In fact I think damage to the teeth of ancient people shows that it was not uncommon for tiny stones to make their way into the dough, being abraded by the mill stones used to crush the grain, either huge ones or small home types. Can you imagine what a drag that must have been, and how coarse their standard bread must have been? I'm certain if they were presented with a loaf of, say, Wonder bread, they wouldn't even consider it to be bread at all.

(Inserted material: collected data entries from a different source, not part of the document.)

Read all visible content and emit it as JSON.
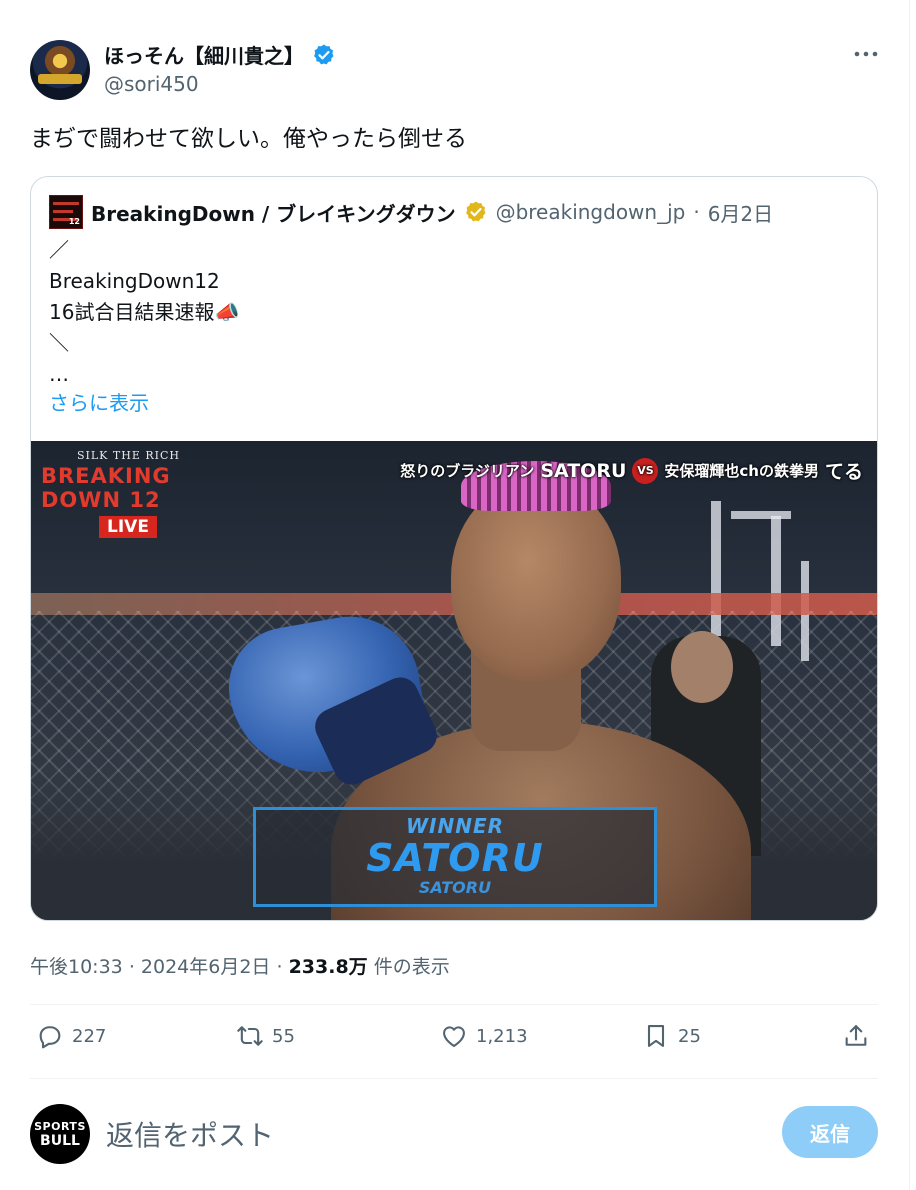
{
  "author": {
    "name": "ほっそん【細川貴之】",
    "handle": "@sori450",
    "verified_color": "#1d9bf0",
    "avatar_icon": "boxer-with-belt-avatar"
  },
  "tweet": {
    "text": "まぢで闘わせて欲しい。俺やったら倒せる"
  },
  "quote": {
    "name": "BreakingDown / ブレイキングダウン",
    "verified_color": "#e2b719",
    "handle": "@breakingdown_jp",
    "separator": "·",
    "date": "6月2日",
    "logo_number": "12",
    "lines": [
      "／",
      "BreakingDown12",
      "16試合目結果速報📣",
      "＼",
      "…"
    ],
    "show_more": "さらに表示",
    "media": {
      "brand_top": "SILK THE RICH",
      "brand_title": "BREAKING DOWN 12",
      "live": "LIVE",
      "left_fighter_title": "怒りのブラジリアン",
      "left_fighter": "SATORU",
      "vs": "VS",
      "right_fighter_title": "安保瑠輝也chの鉄拳男",
      "right_fighter": "てる",
      "winner_label": "WINNER",
      "winner_name": "SATORU",
      "winner_sub": "SATORU"
    }
  },
  "meta": {
    "time": "午後10:33",
    "dot": "·",
    "date": "2024年6月2日",
    "views": "233.8万",
    "views_label": "件の表示"
  },
  "actions": {
    "replies": "227",
    "reposts": "55",
    "likes": "1,213",
    "bookmarks": "25"
  },
  "reply_box": {
    "avatar_line1": "SPORTS",
    "avatar_line2": "BULL",
    "placeholder": "返信をポスト",
    "button": "返信",
    "button_color": "#8ecdf8"
  }
}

I only got as far as I have because I didn't add salt. My second failure, pictured below, taught me that salt was retarding the progress of the yeast and bacteria. One way to avoid that is to add the salt later after the organisms have multiplied but that risks forgetting it altogether which I've done several times, and it deflates the loaves, which isn't usually a problem unless it took a day to rise the first time, in which case I'm reticent to start over.

Even without salt, I almost didn't bake this salt-less loaf pictured above because it failed to rise to the top of the bread pans which would have doubled its size. It rose less than double. It rises fine as a wet sponge in a jar, but hardly rises at all as a dough with much more weight bearing down on it, flattening it. The yeast really does need a lot of liquid to multiply effectively. There was no oven-rise either as expected with refined flour loaves.

The loaf was not fermented either, save for the unusually long period it took to proof.